Tutorial: Struct Operator Overloading timer 2s memory 1024MB

Below is a faithful English translation of the entire text.

Suppose we have a structure Data consisting of two integers x and y.

And suppose we declare two variables a and b of type Data.

struct Data{
    int x, y;
};

Data a, b;

Now, all three of the following lines result in compile errors. Why?

if(a < b) { ... }   // compile error
if(a == b) { ... } // compile error
Data c = a + b;    // compile error

From the computer’s point of view, it does not know:

• what condition should make two structures equal (==),

• what rule should be used to compare their sizes (<),

• or how two structures should be added together (+).

For example, in the expression a < b, the computer has no idea whether it should compare x, or y, or something else.

Therefore, when we want to use such operators, the programmer must explicitly and kindly tell the computer how the operation should be performed.

This is called operator overloading.

This is not a concept that exists only for structures, but it is most commonly used with structures.

Below is an example of defining the comparison operator < using this template.

(In this example, the comparison criterion is the value of x.)

Let’s understand this code.

The < operator asks:
“Is the value on the left smaller than the value on the right?”

For example, a < b asks:
“Is a smaller than b?”

The answer to this question is either true or false.

Therefore, the return type must be bool, which is why bool appears at the beginning.

The rest of the syntax is something that inevitably requires a bit of memorization.

At first, just follow along and type it out. Gradually, you will memorize it naturally—this is code you will use countless times in the future.

Here is the code that defines the < operator inside the Data structure.

struct Data{
    int x, y;
    bool operator < ( const Data &Right ) const{
        return x < Right.x;
    }
};

The variable name does not have to be Right.
It is chosen simply to make the meaning clearer.

As mentioned earlier, the < operator compares “this object and the object to its right.”

Therefore, naming the parameter Right makes it easier to understand.

In this code, the comparison is based on the value of x.

The statement

return x < Right.x;

means that we compare the current object’s x value with the x value of the object on the right.

After defining < like this, the expression if (a < b) will no longer cause a compile error.
The computer now knows how to handle <.

Defining ==

Applying the same idea, how would we define ==?

The == operator also asks a question:
“Are this object and the object on the right equal?”

Again, the result is true or false, so the return type is bool.

bool operator == ( const Data &Right ) const{
    return x == Right.x && y == Right.y;
}

This code considers two structures equal only if both x and y are equal.

Defining +

Finally, how do we define the + operator?

Suppose that when adding two Data objects, we want to add x values together and y values together.

In other words:

(3, 5) + (1, 4) = (3 + 1, 5 + 4) = (4, 9)

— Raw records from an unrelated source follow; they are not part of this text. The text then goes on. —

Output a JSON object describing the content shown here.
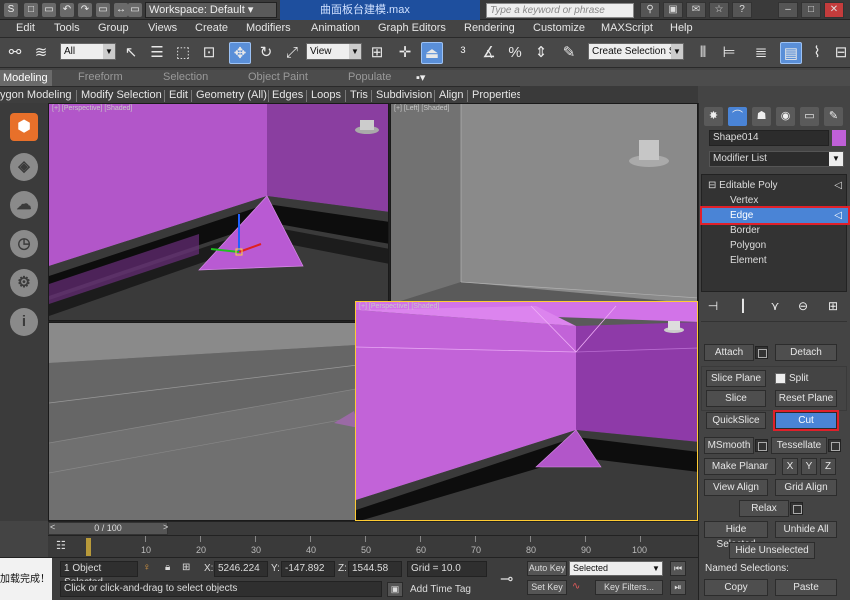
{
  "titlebar": {
    "workspace": "Workspace: Default",
    "document": "曲面板台建模.max",
    "search_placeholder": "Type a keyword or phrase",
    "quick_icons": [
      "S",
      "□",
      "▭",
      "↶",
      "↷",
      "▭",
      "↔",
      "▭"
    ]
  },
  "menus": [
    "Edit",
    "Tools",
    "Group",
    "Views",
    "Create",
    "Modifiers",
    "Animation",
    "Graph Editors",
    "Rendering",
    "Customize",
    "MAXScript",
    "Help"
  ],
  "main_toolbar": {
    "selection_filter": "All",
    "ref_coord": "View",
    "named_selection_placeholder": "Create Selection Se"
  },
  "ribbon": {
    "tabs": [
      "Modeling",
      "Freeform",
      "Selection",
      "Object Paint",
      "Populate"
    ],
    "panels": [
      "ygon Modeling",
      "Modify Selection",
      "Edit",
      "Geometry (All)",
      "Edges",
      "Loops",
      "Tris",
      "Subdivision",
      "Align",
      "Properties"
    ]
  },
  "viewports": {
    "top_left_label": "[+] [Perspective] [Shaded]",
    "top_right_label": "[+] [Left] [Shaded]",
    "bottom_right_label": "[+] [Perspective] [Shaded]"
  },
  "command_panel": {
    "object_name": "Shape014",
    "object_color": "#c060d8",
    "modifier_list": "Modifier List",
    "stack": {
      "root": "Editable Poly",
      "items": [
        "Vertex",
        "Edge",
        "Border",
        "Polygon",
        "Element"
      ],
      "selected": "Edge"
    },
    "buttons": {
      "attach": "Attach",
      "detach": "Detach",
      "slice_plane": "Slice Plane",
      "split": "Split",
      "slice": "Slice",
      "reset_plane": "Reset Plane",
      "quickslice": "QuickSlice",
      "cut": "Cut",
      "msmooth": "MSmooth",
      "tessellate": "Tessellate",
      "make_planar": "Make Planar",
      "x": "X",
      "y": "Y",
      "z": "Z",
      "view_align": "View Align",
      "grid_align": "Grid Align",
      "relax": "Relax",
      "hide_selected": "Hide Selected",
      "unhide_all": "Unhide All",
      "hide_unselected": "Hide Unselected",
      "named_selections": "Named Selections:",
      "copy": "Copy",
      "paste": "Paste"
    }
  },
  "timeline": {
    "frame_display": "0 / 100",
    "ticks": [
      "10",
      "20",
      "30",
      "40",
      "50",
      "60",
      "70",
      "80",
      "90",
      "100"
    ]
  },
  "status": {
    "message_cn": "加载完成！",
    "selection_count": "1 Object Selected",
    "prompt": "Click or click-and-drag to select objects",
    "x_label": "X:",
    "x": "5246.224",
    "y_label": "Y:",
    "y": "-147.892",
    "z_label": "Z:",
    "z": "1544.58",
    "grid": "Grid = 10.0",
    "add_time_tag": "Add Time Tag",
    "auto_key": "Auto Key",
    "set_key": "Set Key",
    "key_filter_sel": "Selected",
    "key_filters": "Key Filters..."
  }
}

In this case, the result is not a bool.

The result is (4, 9), which is of type Data.

Therefore, we write Data instead of bool at the beginning.

Data operator + ( const Data &Right ) const{
    return (Data){ x + Right.x , y + Right.y };
}

Practice Problem

Define a structure Rect (rectangle) consisting of two integers width and height.

Then declare four variables a, b, c, and d of type Rect.

struct Rect{
    int width, height;
} a, b, c, d;

Inside the main function, read the width and height of a, b, c, and d.

int main(){
    scanf("%d %d", &a.width, &a.height);
    scanf("%d %d", &b.width, &b.height);
    scanf("%d %d", &c.width, &c.height);
    scanf("%d %d", &d.width, &d.height);
}

From this point on, you must complete the code yourself.

You will compare the areas of the rectangles (a + b) and (c + d).

When two rectangles are added, their widths are added together and their heights are added together.

That is, if a rectangle is represented as (width, height), and
a = (4, 8) and b = (1, 2), then:

a + b = (5, 10)

Output:

• Left Small if the area of (a + b) is smaller,

• Right Small if the area of (c + d) is smaller,

• Same if the two areas are equal.

In other words, the comparison criterion is area.

Be sure, for the sake of improving your skills, to solve this by defining the +, <, and == operators inside the Rect structure.

The area of a rectangle is, of course, width * height.

The overall structure of a model solution would look like this:

if(a + b == c + d)        // print "Same"
else if(a + b < c + d)   // print "Left Small"
else                     // print "Right Small"